Field & Game Australia chairman Bill Paterson says anti-hunting activists have crossed the line by declaring their intent to risk public safety, form a pseudo enforcement group of vigilantes and challenge authorities by flouting the regulations in force to protect lawful hunters on wetlands when the 2019 duck season starts on Saturday.
The statement issued by the Coalition Against Duck Shooting (CADS) is a dangerous escalation which encourages activists to take the law into their own hands. It demands a targeted response from regulatory authorities.
Victoria’s 26 000 duck hunters participate in a legal, but highly regulated activity and abide by those laws. Those who don’t should be prosecuted.
For years, activists have been allowed to flout laws restricting when they can enter wetlands and preventing them from impeding or getting too close to hunters. These activists regularly capture birds preventing hunters from retrieving and humanely dispatching them, as required, and prolong their suffering to be seen “rescuing” ducks. The consequence is that hunters can legally harvest another duck to replace the one taken by the activist.
Hunters show respect for the game birds which provide food for the family table and give back through wetland conservation, lobbying for water for wetlands, nesting support and predator management. CADS takes wounded birds before they can be quickly and humanely dispatched, extends their suffering and when they can’t be saved keeps the carcass to toss on the steps of Parliament.
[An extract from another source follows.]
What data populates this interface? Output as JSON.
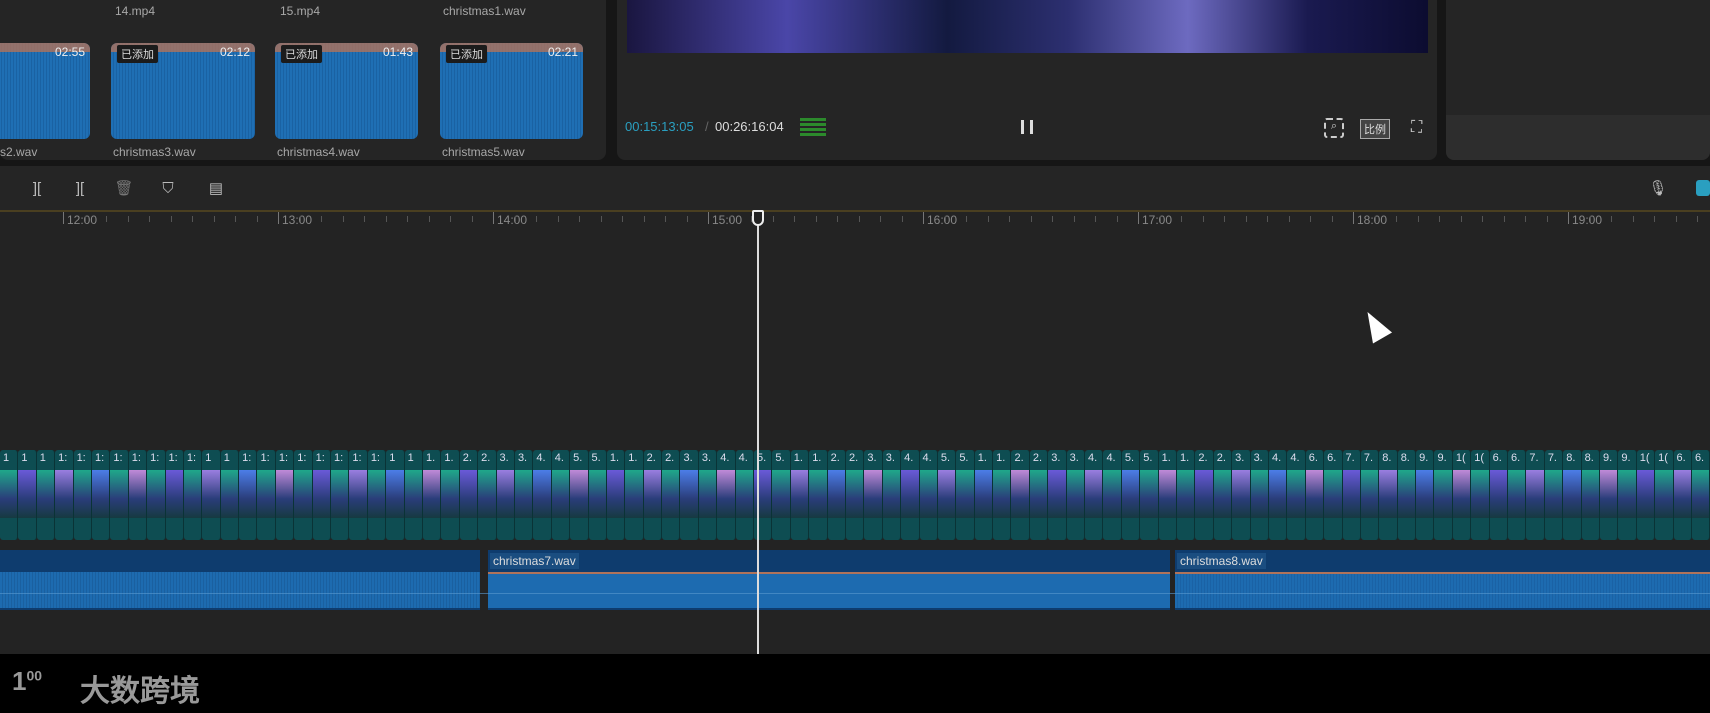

CADS grossly exaggerates the wounding rate and draws a link between the contaminant PFAS and cancer which is contrary to the existing science, sadly, this is familiar behavior.
When activists parade a dead game bird the questions should be how many laws were broken to obtain it? Was it taken from someone who legally hunted it? Was its suffering prolonged? And will it meet a useful end on the table or be wasted to fuel their propaganda?
With reported outbreaks of avian botulism claiming water birds in parts of Victoria, perhaps the first question should be whether a bird was shot at all?